Breaking Apart at the Seams

written by SilkRoad on Saturday, January 19 2008

I had a project that involved developing  software for those hand-held barcode scanners that are often used in warehouses to track inventory. The project required a lot of repetitive manual testing. Data had to be manually keyed in with a key pad to test the functionality I was adding. Previously tested functionality had to be re-tested any time new code was added to verify that it had not been affected by the changes. It soon became apparent that it would be worth the effort to write some unit tests.

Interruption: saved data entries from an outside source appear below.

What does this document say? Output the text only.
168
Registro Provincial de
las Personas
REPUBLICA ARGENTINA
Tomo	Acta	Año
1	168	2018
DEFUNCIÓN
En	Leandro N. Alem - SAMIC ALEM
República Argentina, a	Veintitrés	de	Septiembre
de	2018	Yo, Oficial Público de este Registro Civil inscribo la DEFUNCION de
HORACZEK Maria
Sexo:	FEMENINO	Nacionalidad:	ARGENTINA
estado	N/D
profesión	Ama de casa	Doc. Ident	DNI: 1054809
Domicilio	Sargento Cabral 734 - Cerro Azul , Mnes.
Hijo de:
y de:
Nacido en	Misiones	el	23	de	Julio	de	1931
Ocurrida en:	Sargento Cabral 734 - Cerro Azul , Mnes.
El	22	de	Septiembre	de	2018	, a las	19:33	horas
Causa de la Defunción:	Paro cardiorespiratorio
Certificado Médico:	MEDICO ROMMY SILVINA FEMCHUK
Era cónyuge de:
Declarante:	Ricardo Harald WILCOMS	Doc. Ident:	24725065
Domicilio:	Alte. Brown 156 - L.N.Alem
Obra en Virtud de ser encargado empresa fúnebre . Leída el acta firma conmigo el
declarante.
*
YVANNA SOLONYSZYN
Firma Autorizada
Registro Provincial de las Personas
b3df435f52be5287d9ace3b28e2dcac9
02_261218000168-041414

However, I was working on a legacy system implemented in C++, and the new class that I wrote depended on a concrete class that read data in from the hardware device. For the sake of discussion I'll refer to the concrete class as "HandHeld", and the class I wrote as "WarehouseAdjustments". The code was dependant on the user physically entering data into the device. The challenge was determining how to instantiate my WarehouseAdjustments class in a separate test harness so I could write some unit tests for it and avoid having to manually test everything. I couldn't just comment out the instances of HandHeld that WarehouseAdjustments used for my test because it was important that the unit test test the same source code that would run in production.

Fortunately, there is a great book that can help in solving problems like this: Working Effectively with Legacy Code by Michael Feathers. This is a rare book in that it describes how to deal with the existing, and often messy, code bases that the average developer is faced with rather than assuming we all develop systems from scratch as most programming books do. With chapter titles like "I Need to Change A Monster Method And I Can't Write Tests For It", "My Application Has No Structure", and "I'm Changing The Same Code All Over The Place" the book is full helpful techniques for writing clean, testable code.

The book introduces the concept of seams in your source code. Seams are locations in your code where you can change the functionality of your programs without changing the code. Seam types described include preprocessor seams, link seams, and object seams. Some programming languages, like C and C++, have a preprocessor to handle a processing stage before compilation. In these languages you can use the preprocessor to substitute calls to untestable code, like calls that expect a physical input from a hardware device, with mock functions or classes. Link seams use the linker to link into your program mock functions or classes. When working with object oriented languages object seams will usually be the most useful type of seam, and this is the type of seam I used to address the issue with the HandHeld class that my WarehouseAdjustment class depended on.

In order to be able to instantiate and test my WarehouseAdjustments class in a separate test harness, I made HandHeld implement an interface. In C++ this meant inheriting from an abstract base class I called IHandHeld. Then I changed WarehouseAdjustments to depend on IHandHeld instead of HandHeld. I also created a sub-class of HandHeld called MockHandHeld which I could use in the unit tests instead of HandHeld. MockHandHeld overrode methods that read from the hardware making them return values to my WarehouseAdjustment class that I could set programmatically. The same WarehouseAdjustment source code could then be used in my unit test and production code. Except that in my unit tests WarehouseAdjustments' IHandHeld member referenced a MockHandHeld object instead of a HandHeld object enabling me to mock a user entering data into the device.